HISTORICAL DEVELOPMENT

The 1834 Ordnance Survey six-inch map shows a square house with a small return in the middle of its northeast elevation. The 1834 valuation records the dimensions as: house — 34 by 34 by 21.5 feet; return — 15 by 12.5 by 7 feet. These correspond with the present main two-storey block and part of the abutting two-storey rear section. By the time of the 1863 valuation the recorded dimensions had grown considerably, indicating that additions were made between 1834 and 1863. The two-and-a-half-storey return at the northeast corner of the main block corresponds with a return measuring 42 by 15 feet recorded in 1863. The Chesney family appear to have vacated Packolet around 1875, shortly after Francis Rawdon Chesney's death.

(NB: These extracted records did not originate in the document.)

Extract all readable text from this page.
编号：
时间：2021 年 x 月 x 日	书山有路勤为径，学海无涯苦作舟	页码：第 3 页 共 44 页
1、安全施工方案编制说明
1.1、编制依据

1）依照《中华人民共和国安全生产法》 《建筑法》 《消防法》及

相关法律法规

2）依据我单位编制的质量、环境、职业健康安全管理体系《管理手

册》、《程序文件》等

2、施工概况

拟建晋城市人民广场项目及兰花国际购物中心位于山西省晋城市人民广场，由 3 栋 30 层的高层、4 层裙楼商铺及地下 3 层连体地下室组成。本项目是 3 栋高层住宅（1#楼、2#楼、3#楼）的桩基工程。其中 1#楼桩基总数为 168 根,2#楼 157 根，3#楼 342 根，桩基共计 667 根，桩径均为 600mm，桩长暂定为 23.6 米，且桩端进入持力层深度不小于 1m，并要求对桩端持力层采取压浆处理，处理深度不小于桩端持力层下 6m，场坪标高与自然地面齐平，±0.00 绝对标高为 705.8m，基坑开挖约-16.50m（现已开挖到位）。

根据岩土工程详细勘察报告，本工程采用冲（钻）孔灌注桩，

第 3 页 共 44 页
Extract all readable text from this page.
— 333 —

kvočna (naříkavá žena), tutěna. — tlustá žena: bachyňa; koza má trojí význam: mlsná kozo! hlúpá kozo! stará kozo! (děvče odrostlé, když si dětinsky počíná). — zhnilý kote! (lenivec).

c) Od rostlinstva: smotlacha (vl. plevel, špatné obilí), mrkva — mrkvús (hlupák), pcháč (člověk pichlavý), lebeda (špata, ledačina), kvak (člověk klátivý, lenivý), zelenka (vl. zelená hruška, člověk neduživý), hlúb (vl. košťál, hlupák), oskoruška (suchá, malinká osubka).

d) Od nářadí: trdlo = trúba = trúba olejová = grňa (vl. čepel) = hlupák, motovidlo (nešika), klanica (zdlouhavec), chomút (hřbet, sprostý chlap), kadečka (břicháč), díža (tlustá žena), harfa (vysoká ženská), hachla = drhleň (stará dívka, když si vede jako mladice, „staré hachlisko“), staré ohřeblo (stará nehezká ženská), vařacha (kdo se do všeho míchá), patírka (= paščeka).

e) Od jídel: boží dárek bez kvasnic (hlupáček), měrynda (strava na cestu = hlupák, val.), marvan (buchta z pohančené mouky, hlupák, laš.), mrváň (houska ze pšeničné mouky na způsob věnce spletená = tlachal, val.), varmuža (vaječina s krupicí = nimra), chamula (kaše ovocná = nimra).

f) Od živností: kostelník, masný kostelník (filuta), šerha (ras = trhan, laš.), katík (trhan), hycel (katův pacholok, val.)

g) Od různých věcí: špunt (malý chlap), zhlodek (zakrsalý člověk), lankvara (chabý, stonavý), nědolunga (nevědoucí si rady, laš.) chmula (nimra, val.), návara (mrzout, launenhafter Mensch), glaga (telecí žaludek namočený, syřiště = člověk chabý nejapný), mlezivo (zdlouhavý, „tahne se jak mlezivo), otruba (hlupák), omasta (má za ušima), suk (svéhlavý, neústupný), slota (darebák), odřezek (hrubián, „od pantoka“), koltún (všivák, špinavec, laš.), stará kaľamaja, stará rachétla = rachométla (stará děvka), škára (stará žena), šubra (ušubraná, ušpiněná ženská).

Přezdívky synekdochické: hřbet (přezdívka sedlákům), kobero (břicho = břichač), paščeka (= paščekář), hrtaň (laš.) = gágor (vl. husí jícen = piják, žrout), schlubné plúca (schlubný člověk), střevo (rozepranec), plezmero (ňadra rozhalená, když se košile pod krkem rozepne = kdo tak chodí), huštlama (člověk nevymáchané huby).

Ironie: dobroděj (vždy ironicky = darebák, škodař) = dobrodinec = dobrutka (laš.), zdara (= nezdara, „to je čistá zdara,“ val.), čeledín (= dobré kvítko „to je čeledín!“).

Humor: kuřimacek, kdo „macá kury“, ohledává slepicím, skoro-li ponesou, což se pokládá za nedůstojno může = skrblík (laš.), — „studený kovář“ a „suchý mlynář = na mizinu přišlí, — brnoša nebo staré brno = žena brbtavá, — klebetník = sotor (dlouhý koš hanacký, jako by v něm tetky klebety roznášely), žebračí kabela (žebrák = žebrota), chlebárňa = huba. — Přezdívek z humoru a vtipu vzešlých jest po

Photographs of the house (undated, but believed to pre-date the 1950s garden layout) show it largely as it stands today, with the exception of a timber lean-to veranda on the garden front and different ground floor openings before the bow windows were added. The photographs also show large mature hedges — possibly yew — flanking the steps to the front garden, raised flowerbeds to the front, and a vegetable garden to the rear. A 1956 photograph published in the Mourne Observer shows the bow windows and entrance porch in their present form. At that time the house was occupied by Dr W. J. Hanna, who refurbished it. The present owners have been in occupation since the late 1970s.

A curiosity of the interior is the skin of a small crocodile, said to have been killed by General Chesney, which still hangs in the house. Internally the house retains fine detailing, attractive shutters, and a high proportion of original fabric.